Good Samaritans With Water Trucks Get Praise for Saving Ventura Block From Thomas Fire

It was an uplifting moment in that horrific first day of the Thomas Fire, when it raced down from the mountains and into the city of Ventura, destroying more than 500 homes.

Downwind from the main fire, on one block where hot embers were igniting yards and fences even as water pressure was plummeting, a family-owned local business came to the rescue with two of its water trucks, loaded to the brim with four thousand gallons.

"It's absolutely amazing," recalled Teloma Drive resident Doug Singletary. "These people are heroes."

His neighbor Charlie Carlson is convinced his home would have been consumed if not for the crew from Gallion Erosion Control:  owner John Gallion, his grown sons Chad and Trevor, and their longtime employee Chris de la Cruz.

Carlson, 83, had evacuated and was 35 miles away, watching the live fire coverage on television, when he caught a glimpse of his house, flames around it, and a water truck parked in his driveway that was empty when he left.

"Like a gift from God," Carlson described it.

For him, the wildfire had come at an especially difficult time.  Only three weeks earlier, he had lost his wife Sherrie to illness. In retirement, she had become an avid painter.  Friends and family had gathered for a memorial in their backyard oasis that the Thomas Fire was beginning to burn.  Inside the house were stored his most cherished possession - her paintings.

A block over on Heidelberg Avenue, five houses had caught fire and ultimately would burn to the ground. But there was still room for hope on Teloma for the homes of Carlson and his neighbors. With the Gallions running their own houses, and then providing water to arriving firefighters, Carlson's house was scorched, but survived without interior damage, as did his neighbor's house to the south. Burn damage was more severe in the house to the north, but did not bring it down. The rest of the 300 block of Teloma escaped virtually unscathed.

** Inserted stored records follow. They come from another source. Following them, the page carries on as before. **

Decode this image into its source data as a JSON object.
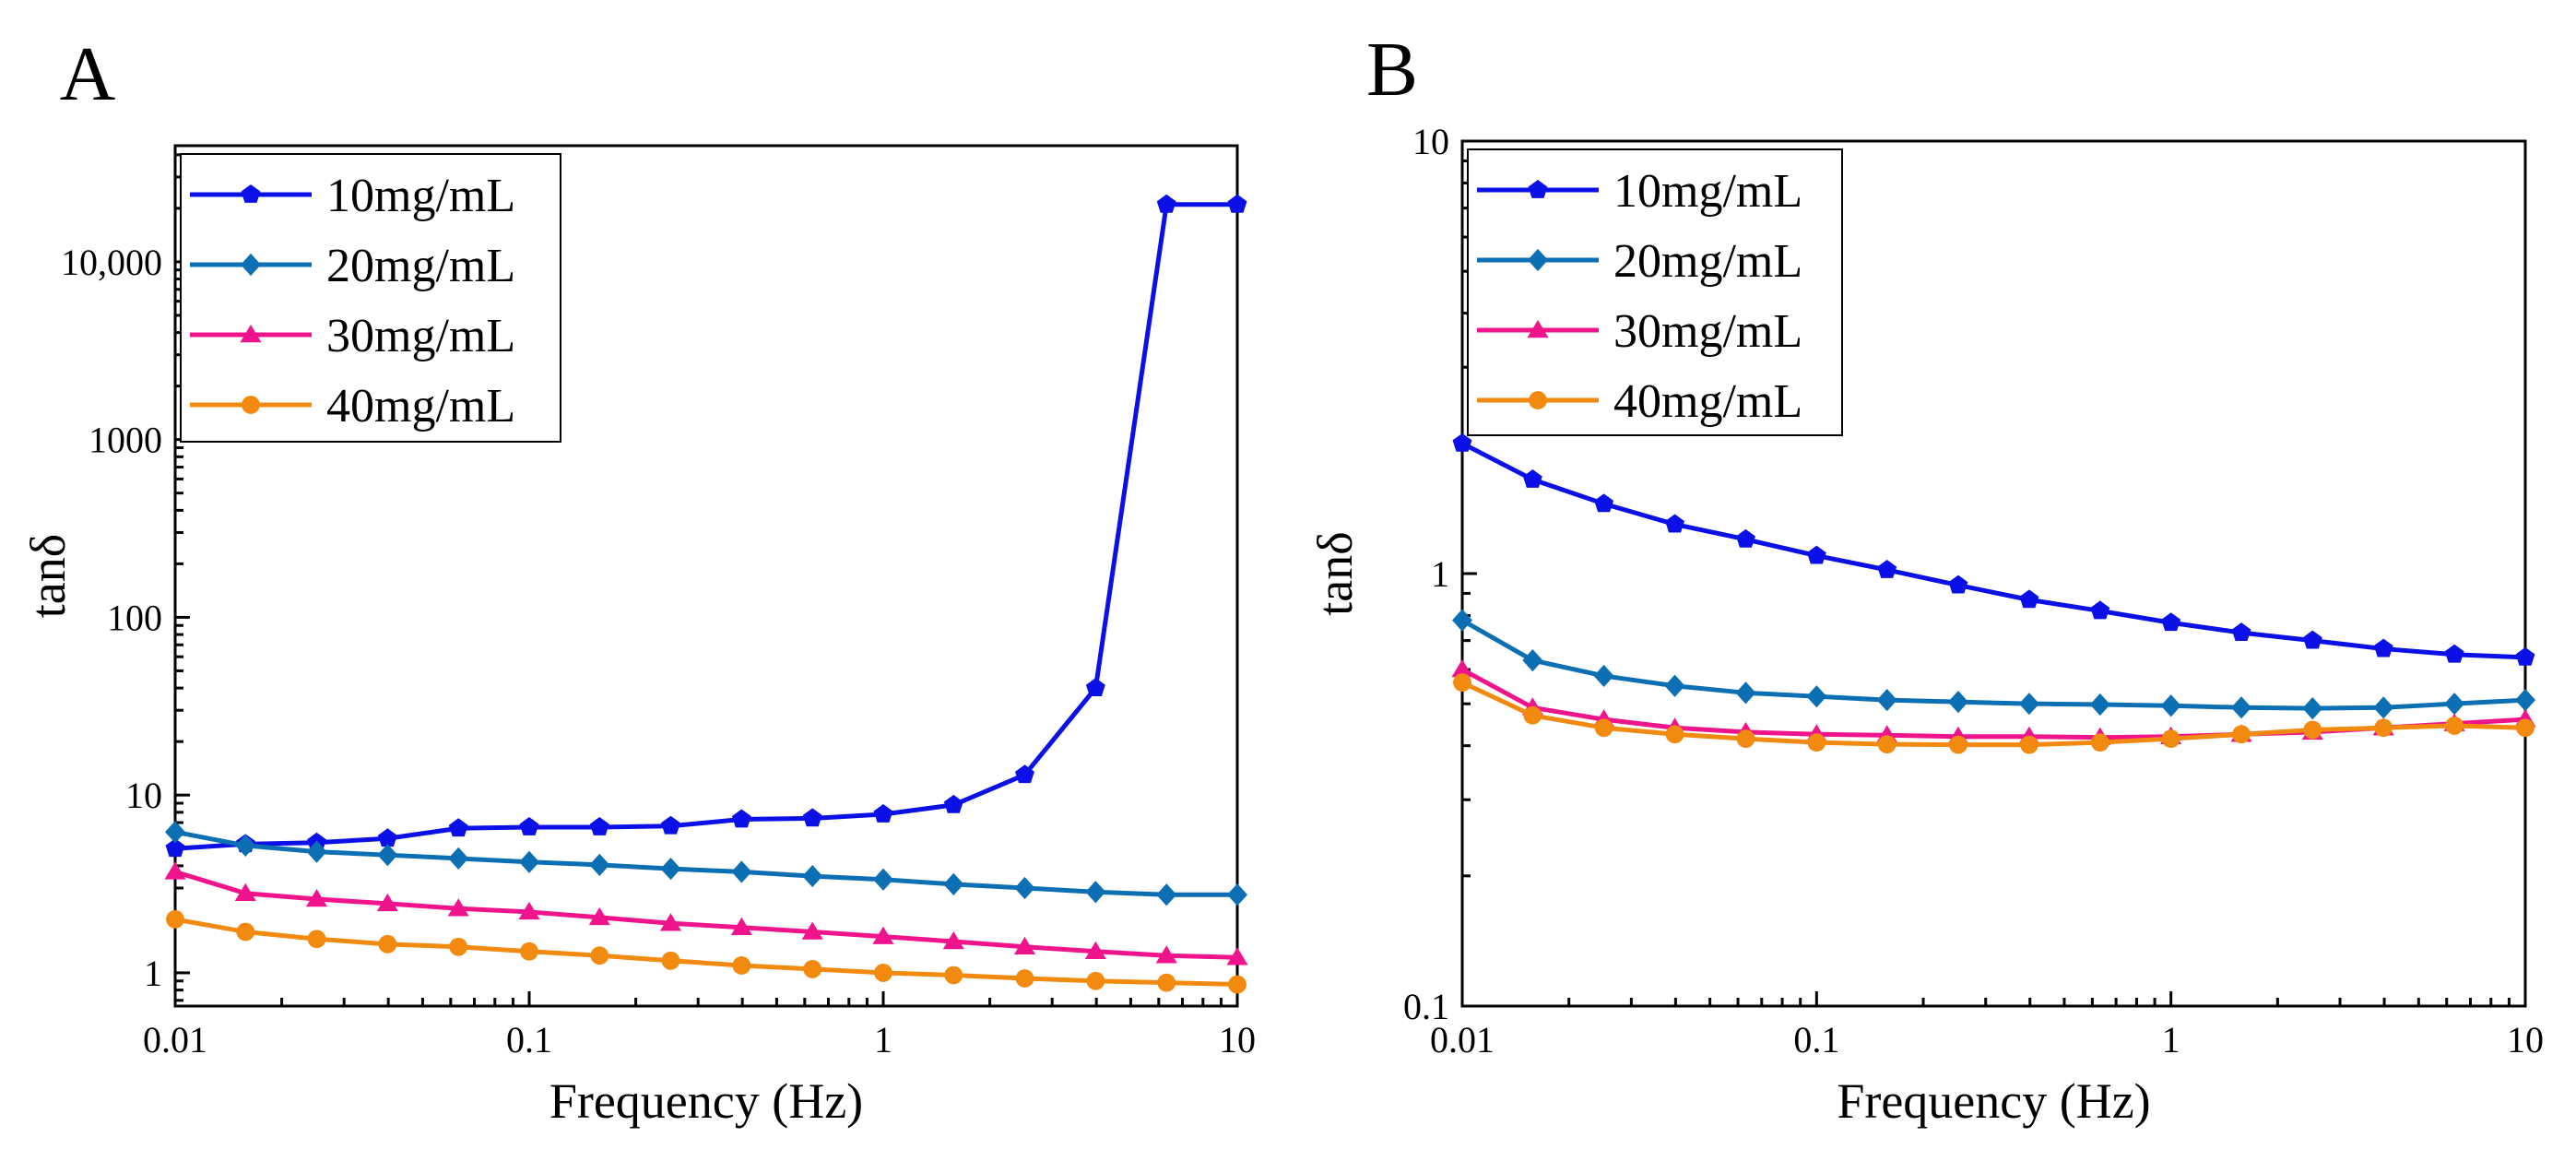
{
  "chart_data": [
    {
      "panel_label": "A",
      "type": "line",
      "xscale": "log",
      "yscale": "log",
      "xlim": [
        0.01,
        10
      ],
      "ylim": [
        0.65,
        45000
      ],
      "xlabel": "Frequency (Hz)",
      "ylabel": "tanδ",
      "xticks": [
        {
          "value": 0.01,
          "label": "0.01"
        },
        {
          "value": 0.1,
          "label": "0.1"
        },
        {
          "value": 1,
          "label": "1"
        },
        {
          "value": 10,
          "label": "10"
        }
      ],
      "yticks": [
        {
          "value": 1,
          "label": "1"
        },
        {
          "value": 10,
          "label": "10"
        },
        {
          "value": 100,
          "label": "100"
        },
        {
          "value": 1000,
          "label": "1000"
        },
        {
          "value": 10000,
          "label": "10,000"
        }
      ],
      "legend_position": "top-left",
      "x": [
        0.01,
        0.0158,
        0.0251,
        0.0398,
        0.0631,
        0.1,
        0.158,
        0.251,
        0.398,
        0.631,
        1,
        1.58,
        2.51,
        3.98,
        6.31,
        10
      ],
      "series": [
        {
          "name": "10mg/mL",
          "color": "#0a10e6",
          "marker": "pentagon",
          "values": [
            5.0,
            5.3,
            5.4,
            5.7,
            6.5,
            6.6,
            6.6,
            6.7,
            7.3,
            7.4,
            7.8,
            8.8,
            13,
            40,
            21000,
            21000
          ]
        },
        {
          "name": "20mg/mL",
          "color": "#0c6fb4",
          "marker": "diamond",
          "values": [
            6.2,
            5.2,
            4.8,
            4.6,
            4.4,
            4.2,
            4.05,
            3.85,
            3.7,
            3.5,
            3.35,
            3.15,
            3.0,
            2.85,
            2.75,
            2.75
          ]
        },
        {
          "name": "30mg/mL",
          "color": "#f0148c",
          "marker": "triangle",
          "values": [
            3.7,
            2.8,
            2.6,
            2.45,
            2.3,
            2.2,
            2.05,
            1.9,
            1.8,
            1.7,
            1.6,
            1.5,
            1.4,
            1.32,
            1.25,
            1.22
          ]
        },
        {
          "name": "40mg/mL",
          "color": "#f28a0f",
          "marker": "circle",
          "values": [
            2.0,
            1.7,
            1.55,
            1.45,
            1.4,
            1.32,
            1.25,
            1.17,
            1.1,
            1.05,
            1.0,
            0.97,
            0.93,
            0.9,
            0.88,
            0.86
          ]
        }
      ]
    },
    {
      "panel_label": "B",
      "type": "line",
      "xscale": "log",
      "yscale": "log",
      "xlim": [
        0.01,
        10
      ],
      "ylim": [
        0.1,
        10
      ],
      "xlabel": "Frequency (Hz)",
      "ylabel": "tanδ",
      "xticks": [
        {
          "value": 0.01,
          "label": "0.01"
        },
        {
          "value": 0.1,
          "label": "0.1"
        },
        {
          "value": 1,
          "label": "1"
        },
        {
          "value": 10,
          "label": "10"
        }
      ],
      "yticks": [
        {
          "value": 0.1,
          "label": "0.1"
        },
        {
          "value": 1,
          "label": "1"
        },
        {
          "value": 10,
          "label": "10"
        }
      ],
      "legend_position": "top-left",
      "x": [
        0.01,
        0.0158,
        0.0251,
        0.0398,
        0.0631,
        0.1,
        0.158,
        0.251,
        0.398,
        0.631,
        1,
        1.58,
        2.51,
        3.98,
        6.31,
        10
      ],
      "series": [
        {
          "name": "10mg/mL",
          "color": "#0a10e6",
          "marker": "pentagon",
          "values": [
            2.0,
            1.65,
            1.45,
            1.3,
            1.2,
            1.1,
            1.02,
            0.94,
            0.87,
            0.82,
            0.77,
            0.73,
            0.7,
            0.67,
            0.65,
            0.64
          ]
        },
        {
          "name": "20mg/mL",
          "color": "#0c6fb4",
          "marker": "diamond",
          "values": [
            0.78,
            0.63,
            0.58,
            0.55,
            0.53,
            0.52,
            0.51,
            0.505,
            0.5,
            0.498,
            0.495,
            0.49,
            0.488,
            0.49,
            0.5,
            0.51
          ]
        },
        {
          "name": "30mg/mL",
          "color": "#f0148c",
          "marker": "triangle",
          "values": [
            0.6,
            0.49,
            0.46,
            0.44,
            0.43,
            0.425,
            0.423,
            0.42,
            0.42,
            0.418,
            0.42,
            0.425,
            0.43,
            0.44,
            0.45,
            0.46
          ]
        },
        {
          "name": "40mg/mL",
          "color": "#f28a0f",
          "marker": "circle",
          "values": [
            0.56,
            0.47,
            0.44,
            0.425,
            0.415,
            0.407,
            0.403,
            0.402,
            0.402,
            0.407,
            0.415,
            0.425,
            0.435,
            0.44,
            0.445,
            0.44
          ]
        }
      ]
    }
  ]
}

Sherrie's paintings were untouched in the unforgiving blaze.

"The Gallions," Carlson believes, "must certainly be among the most heroic and deserving people ever."

He had not previously met the Gallions, and did not know their home is a block south of his, and as it turned out, below the reach of the Thomas Fire.

As the fire approached, John Gallion had dispatched son Chad to Oxnard to get water trucks. They had no experience fire-fighting, but wanted to do what they could to help, entering a fire zone hot enough that some of the logos on the trucks began to melt, Chad Gallion recalled.

"Our neighbors are good people," 19-year-old Chad Gallion said. "We're glad we could help out."

John Gallion said it was a community effort.

At the same time, the joy of saving homes on Teloma is tempered by sadness for the hundreds in Ventura whose homes could not be saved. The city's recovery will require an enormous amount of work.

The presence of so much charred fire wreckage and ash has raised concerns for airborne pollution every time the wind stirs, and so the city has contracted with a local company to spray the burned sites with a protective layer of hydromulch.

Another challenge unimaginable before the devestating Thomas Fire has been taken on by Gallion Erosion Control.